In 2018, six years after their inception, Montreal’s Big | Brave found themselves at a crossroads. For vocalist/guitarist Robin Wattie, the experience of being a woman in a male-dominated music scene, not to mention mixed race and queer, was starting to take its toll, from the endless arguing with sound techs who thought they knew better than her, to experiences of racism, misogyny and myriad “tiny things that add up”, familiar to so many women in the music scene and beyond.
“I actually thought [2021’s] Vital was going to be our last album, because I was so burnt out,” recalls Robin in remarkably good humour. “I was so tired and so alone. Every tour, every time we wrote, recorded… after, I was fucking spent. I had no one who could even remotely share a bit of an experience like we had. I felt like I had nothing in common with anybody.”
Rather than give in to frustration, Robin had a change of heart, no longer burying her lyrics in metaphor, and addressing more directly “the human condition, the culture and society that we live in that compels people to act certain ways that end up harming people like me.
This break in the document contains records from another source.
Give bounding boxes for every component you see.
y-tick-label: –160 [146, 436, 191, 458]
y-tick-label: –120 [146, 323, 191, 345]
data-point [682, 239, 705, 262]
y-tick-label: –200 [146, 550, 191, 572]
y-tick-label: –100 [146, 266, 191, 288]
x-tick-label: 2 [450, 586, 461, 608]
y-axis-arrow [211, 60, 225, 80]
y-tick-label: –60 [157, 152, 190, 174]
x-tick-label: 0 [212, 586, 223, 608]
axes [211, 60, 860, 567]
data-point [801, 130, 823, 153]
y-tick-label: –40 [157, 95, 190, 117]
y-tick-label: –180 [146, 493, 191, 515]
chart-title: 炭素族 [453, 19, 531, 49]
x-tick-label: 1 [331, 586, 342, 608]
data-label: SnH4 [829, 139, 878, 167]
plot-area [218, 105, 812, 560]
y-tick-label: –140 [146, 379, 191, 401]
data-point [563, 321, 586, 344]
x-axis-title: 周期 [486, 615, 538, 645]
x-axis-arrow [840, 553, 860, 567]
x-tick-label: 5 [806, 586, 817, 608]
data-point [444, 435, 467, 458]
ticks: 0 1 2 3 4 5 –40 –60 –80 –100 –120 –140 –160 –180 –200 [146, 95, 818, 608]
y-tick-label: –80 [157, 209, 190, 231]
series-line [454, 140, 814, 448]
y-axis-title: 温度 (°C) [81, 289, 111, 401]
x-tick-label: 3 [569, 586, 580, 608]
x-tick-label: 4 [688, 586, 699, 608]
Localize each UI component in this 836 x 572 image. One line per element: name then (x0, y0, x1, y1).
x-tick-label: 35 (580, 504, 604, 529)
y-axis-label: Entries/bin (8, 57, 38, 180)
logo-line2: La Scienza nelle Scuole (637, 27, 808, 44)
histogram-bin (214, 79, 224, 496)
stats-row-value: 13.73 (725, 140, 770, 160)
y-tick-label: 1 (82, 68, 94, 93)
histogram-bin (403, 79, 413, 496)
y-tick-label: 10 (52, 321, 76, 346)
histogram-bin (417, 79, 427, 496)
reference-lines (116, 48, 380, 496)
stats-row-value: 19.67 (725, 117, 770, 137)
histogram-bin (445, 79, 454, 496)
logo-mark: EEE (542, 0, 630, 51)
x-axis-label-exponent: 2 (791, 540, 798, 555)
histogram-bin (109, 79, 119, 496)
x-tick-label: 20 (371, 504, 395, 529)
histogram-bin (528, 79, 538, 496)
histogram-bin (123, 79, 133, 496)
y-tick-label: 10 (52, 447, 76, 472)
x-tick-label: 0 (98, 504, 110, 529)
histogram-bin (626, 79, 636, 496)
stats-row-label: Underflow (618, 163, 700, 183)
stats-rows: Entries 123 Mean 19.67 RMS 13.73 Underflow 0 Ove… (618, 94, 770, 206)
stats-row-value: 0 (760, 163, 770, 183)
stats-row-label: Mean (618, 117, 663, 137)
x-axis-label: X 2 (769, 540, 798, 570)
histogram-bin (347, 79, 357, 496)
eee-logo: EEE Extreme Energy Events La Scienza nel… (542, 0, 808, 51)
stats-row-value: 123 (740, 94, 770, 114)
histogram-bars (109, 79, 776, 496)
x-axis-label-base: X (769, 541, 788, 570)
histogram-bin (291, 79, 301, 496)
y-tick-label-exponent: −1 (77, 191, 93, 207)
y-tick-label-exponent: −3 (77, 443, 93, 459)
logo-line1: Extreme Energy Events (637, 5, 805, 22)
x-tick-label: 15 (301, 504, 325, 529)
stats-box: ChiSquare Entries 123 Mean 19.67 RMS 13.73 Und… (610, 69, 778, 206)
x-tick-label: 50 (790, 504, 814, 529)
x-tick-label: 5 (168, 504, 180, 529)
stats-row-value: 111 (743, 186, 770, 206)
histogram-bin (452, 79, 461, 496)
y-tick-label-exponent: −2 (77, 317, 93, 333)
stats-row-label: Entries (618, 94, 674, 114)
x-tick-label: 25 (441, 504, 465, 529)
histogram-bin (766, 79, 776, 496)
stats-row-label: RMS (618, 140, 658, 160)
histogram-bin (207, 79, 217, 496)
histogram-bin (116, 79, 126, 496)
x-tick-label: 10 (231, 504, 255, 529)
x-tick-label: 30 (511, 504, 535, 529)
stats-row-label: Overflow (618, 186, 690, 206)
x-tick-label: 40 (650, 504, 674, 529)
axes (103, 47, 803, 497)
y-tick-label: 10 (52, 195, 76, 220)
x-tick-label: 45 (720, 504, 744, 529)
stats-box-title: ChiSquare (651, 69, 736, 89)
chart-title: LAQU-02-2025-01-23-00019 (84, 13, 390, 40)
I’ve never just written about someone breaking my heart.”
In the process, Big | Brave have built a dedicated following, from lovers of minimalist yet overwhelming avant noise who’d seen them live with Sunn O))), to those for whom Robin’s starkly moving, heaving-up-through-limbo vocals spoke to them on the most primal of levels.
“We got the attention of other queers and people of colour, people telling me our records had saved their life,” says Robin. “I thought, ‘I’m not alone. I’m not crazy. This is real.’”
A Chaos Of Flowers is the sibling to last year’s Nature Morte album, less crushingly heavy and reliant on riffs juddering like tectonic plates, more infused with Robin’s long-standing love of folk. As she puts it: “Nature Morte is the cause, the observations of the subjugation of femininity and all its pluralities. A Chaos of Flowers is the effects, what that does to your psyche, to your body, to your brain state.”
The new album also found her seeking out and interpreting female poets. She read the work of America’s famed Emily Dickinson, British lesbian poet Renée Vivien who wrote in French, Harlem Renaissance writer Esther Popel and Canada’s E. Pauline Johnson, the daughter of a Mohawk chief and his English wife.
“I was searching for the shared experience of women and people of colour and queers throughout the centuries,” she explains. “I tried really hard to do a good job by them, because their work means so much to me. Just the fact that they existed is huge, and they’re giving something a voice."
“There’s nothing like having a private experience that you feel you can’t relate to others, but then to come across a piece of work and relate to it so much that it is almost as if they took your thoughts out of your own head… it’s crazy!”
A Chaos Of Flowers is out now via Thrill Jockey.